Today is Myrna Loy’s birthday. It just so happens that yesterday was my birthday and as a fellow Leo girl, I thought I’d write about glamour, or at least my definition of glamour. The word automatically brings up images of black and white photos of starlets from Hollywood’s golden era: luminous skin caught in glorious black and white, shot through a gauzy, loving lens that faithfully imitates a lover’s dazzled gaze. The old style glamour is all about being seen, ourselves in the eyes of others. There’s a little bit of mystery, yes, and with it a certain otherworldliness. The very beauty of the shots evokes the idea that these women are figments of our imagination, and therefore not real.
My idea of glamour — and it is very important to me –, is related to the fact that I am an embodied being living in actuality reality. (The latter notion might soon become obsolete, by the way, so relish it while we still have it.) The older I get, the more selective I become with my clothing, my jewelry, the perfume I wear. The idea is not how does something look but more how does it make me feel — although these concepts are not entirely unrelated. Putting on perfume is not just a way of smelling good, it’s also allowing me to enjoy a scent and if you’ve ever lost the ability to smell or taste even temporarily, you know what I’m getting at. The feel of fabric on my skin, the jingle of a bracelet, all of these items engage my senses, reminding me of my body and, by extension, that I am alive. In being more at ease and aware of these sensual experiences — and I’d like to divorce the notion of sensuality from sexuality for a bit, simply because our current culture seems to over celebrate sex at the expense of the full spectrum of human experience which cheapens us and sex itself–, I wake up to the “danger of being alive,” to paraphrase Fito Páez. The truth is that knowing that life is ephemeral and that circumstances might change drastically in a split second, I can be grateful for the simple fact that I am awake, that I have been given a body that allows me to be on this planet, with its pain, its horrors and frustrations, and also with its astounding variety, with its astonishing ability to mutate and change in unexpected ways. And because I recognize that life is a gift — and one that might be taken away at any moment –, I really love my body. I love my legs for allowing me to walk, run, dance. I love my strong back that allows me to carry anything with very little back pain. So I want to take great care of my body, not because it is beautiful and my milk will get all the boys to the yard — where exactly is this yard, by the way, and I must be getting old because the situation does not sound at all appealing, but instead rings with ominous overtones that spell G-A-N-G-R-A-P-E –, but because its upkeep will allow me to keep reaping the rewards of running, walking, dancing, LIVING.
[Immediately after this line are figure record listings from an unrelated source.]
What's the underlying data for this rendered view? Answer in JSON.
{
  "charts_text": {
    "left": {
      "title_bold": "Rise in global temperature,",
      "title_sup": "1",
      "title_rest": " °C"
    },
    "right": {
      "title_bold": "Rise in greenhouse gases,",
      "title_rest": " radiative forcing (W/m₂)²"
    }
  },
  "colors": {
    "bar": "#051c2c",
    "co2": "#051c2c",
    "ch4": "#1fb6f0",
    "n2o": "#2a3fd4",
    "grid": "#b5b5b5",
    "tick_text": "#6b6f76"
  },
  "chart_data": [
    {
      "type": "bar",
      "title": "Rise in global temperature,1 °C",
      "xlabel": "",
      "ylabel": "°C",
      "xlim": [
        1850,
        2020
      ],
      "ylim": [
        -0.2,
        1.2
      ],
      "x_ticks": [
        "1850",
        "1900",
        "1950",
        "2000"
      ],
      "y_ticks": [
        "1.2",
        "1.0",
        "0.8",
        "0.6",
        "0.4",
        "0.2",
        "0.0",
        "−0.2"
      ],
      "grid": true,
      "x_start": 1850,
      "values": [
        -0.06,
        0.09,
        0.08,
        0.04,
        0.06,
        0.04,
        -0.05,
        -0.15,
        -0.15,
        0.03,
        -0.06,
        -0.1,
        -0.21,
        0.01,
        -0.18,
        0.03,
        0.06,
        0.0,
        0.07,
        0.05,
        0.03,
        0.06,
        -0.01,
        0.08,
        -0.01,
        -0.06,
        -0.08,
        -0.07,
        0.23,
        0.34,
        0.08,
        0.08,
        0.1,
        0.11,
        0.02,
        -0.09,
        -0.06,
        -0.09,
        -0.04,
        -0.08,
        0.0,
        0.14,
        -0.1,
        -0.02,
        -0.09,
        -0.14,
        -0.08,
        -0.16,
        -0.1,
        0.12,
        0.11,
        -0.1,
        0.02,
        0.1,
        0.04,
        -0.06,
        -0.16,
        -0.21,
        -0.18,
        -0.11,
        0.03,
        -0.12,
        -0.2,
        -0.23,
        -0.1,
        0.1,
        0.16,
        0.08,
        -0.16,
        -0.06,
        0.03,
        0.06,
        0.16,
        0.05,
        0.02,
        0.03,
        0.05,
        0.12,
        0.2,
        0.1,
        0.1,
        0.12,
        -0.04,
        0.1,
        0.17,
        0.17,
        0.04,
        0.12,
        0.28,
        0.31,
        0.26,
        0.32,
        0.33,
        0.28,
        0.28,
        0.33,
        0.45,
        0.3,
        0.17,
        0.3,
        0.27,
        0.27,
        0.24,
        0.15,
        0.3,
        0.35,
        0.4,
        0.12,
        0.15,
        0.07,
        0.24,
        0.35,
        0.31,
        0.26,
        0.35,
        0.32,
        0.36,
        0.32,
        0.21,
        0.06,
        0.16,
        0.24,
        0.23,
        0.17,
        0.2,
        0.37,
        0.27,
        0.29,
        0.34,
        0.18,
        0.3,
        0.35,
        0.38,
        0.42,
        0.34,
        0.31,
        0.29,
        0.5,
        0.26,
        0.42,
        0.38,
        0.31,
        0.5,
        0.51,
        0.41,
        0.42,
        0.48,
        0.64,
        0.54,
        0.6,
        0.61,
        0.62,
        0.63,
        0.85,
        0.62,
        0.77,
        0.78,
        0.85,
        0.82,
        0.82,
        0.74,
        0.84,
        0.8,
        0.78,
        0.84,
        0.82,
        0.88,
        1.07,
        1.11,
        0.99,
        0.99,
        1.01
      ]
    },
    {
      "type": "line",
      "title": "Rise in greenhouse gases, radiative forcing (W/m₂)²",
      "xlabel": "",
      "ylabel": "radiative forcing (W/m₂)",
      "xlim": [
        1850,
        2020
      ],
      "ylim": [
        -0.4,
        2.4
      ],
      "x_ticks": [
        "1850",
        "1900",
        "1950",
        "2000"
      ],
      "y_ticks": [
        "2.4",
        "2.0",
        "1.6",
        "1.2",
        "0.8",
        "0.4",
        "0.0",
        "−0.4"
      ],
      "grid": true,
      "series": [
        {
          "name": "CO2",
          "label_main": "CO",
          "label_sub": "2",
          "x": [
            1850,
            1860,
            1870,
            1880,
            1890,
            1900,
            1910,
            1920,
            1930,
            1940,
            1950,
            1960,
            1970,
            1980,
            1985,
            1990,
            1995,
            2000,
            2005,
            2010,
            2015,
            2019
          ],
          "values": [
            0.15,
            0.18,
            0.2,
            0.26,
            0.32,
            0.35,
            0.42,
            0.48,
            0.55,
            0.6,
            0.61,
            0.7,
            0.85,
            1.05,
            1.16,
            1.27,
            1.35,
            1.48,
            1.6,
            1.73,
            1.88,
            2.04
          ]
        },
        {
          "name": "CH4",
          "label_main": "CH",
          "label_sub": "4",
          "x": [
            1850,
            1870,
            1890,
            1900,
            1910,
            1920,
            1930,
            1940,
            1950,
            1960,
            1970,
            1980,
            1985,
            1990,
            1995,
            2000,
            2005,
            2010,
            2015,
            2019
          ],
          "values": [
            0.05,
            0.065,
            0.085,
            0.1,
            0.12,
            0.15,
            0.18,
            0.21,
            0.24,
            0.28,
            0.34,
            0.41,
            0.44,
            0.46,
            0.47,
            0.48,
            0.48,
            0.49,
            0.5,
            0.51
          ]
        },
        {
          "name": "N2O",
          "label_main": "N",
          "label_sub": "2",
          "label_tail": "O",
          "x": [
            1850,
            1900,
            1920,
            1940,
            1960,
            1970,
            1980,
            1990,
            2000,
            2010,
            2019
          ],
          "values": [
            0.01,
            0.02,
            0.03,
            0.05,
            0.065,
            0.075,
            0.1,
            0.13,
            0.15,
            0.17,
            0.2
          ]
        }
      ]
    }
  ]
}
The other day I went to see the New York Botanical Gardens’ Frida Kahlo exhibit and it seemed that all the women around me had somehow conspired to be part of the exhibit. There was a profusion of striking colors and styles and prints and the crazy thing was that it all fit in with Kahlo’s botanical Muse and art. So, be glamorous every day. Not in a Cosmopolitan, “ten ways to draw in your man” kind of way, but just so that you can completely and utterly relish the gorgeous vessel that is your body, warts, wrinkles, and all.
I get on the subway and I get to enjoy others’ glamour. (One of the joys of living in NYC is that there are so many stylish people). They’re rocking their style, their way with color, with perfume, or maybe just by mastering the way they move. In some way they are all celebrating their own particular experience of being who they were, in their bodies, at this particular moment in history. Butch, natural, tomboyish, glammed-up, elegant, classic, street, Goth — what have you. Get hip to this and you will see that the subway itself is a constantly evolving art exhibit.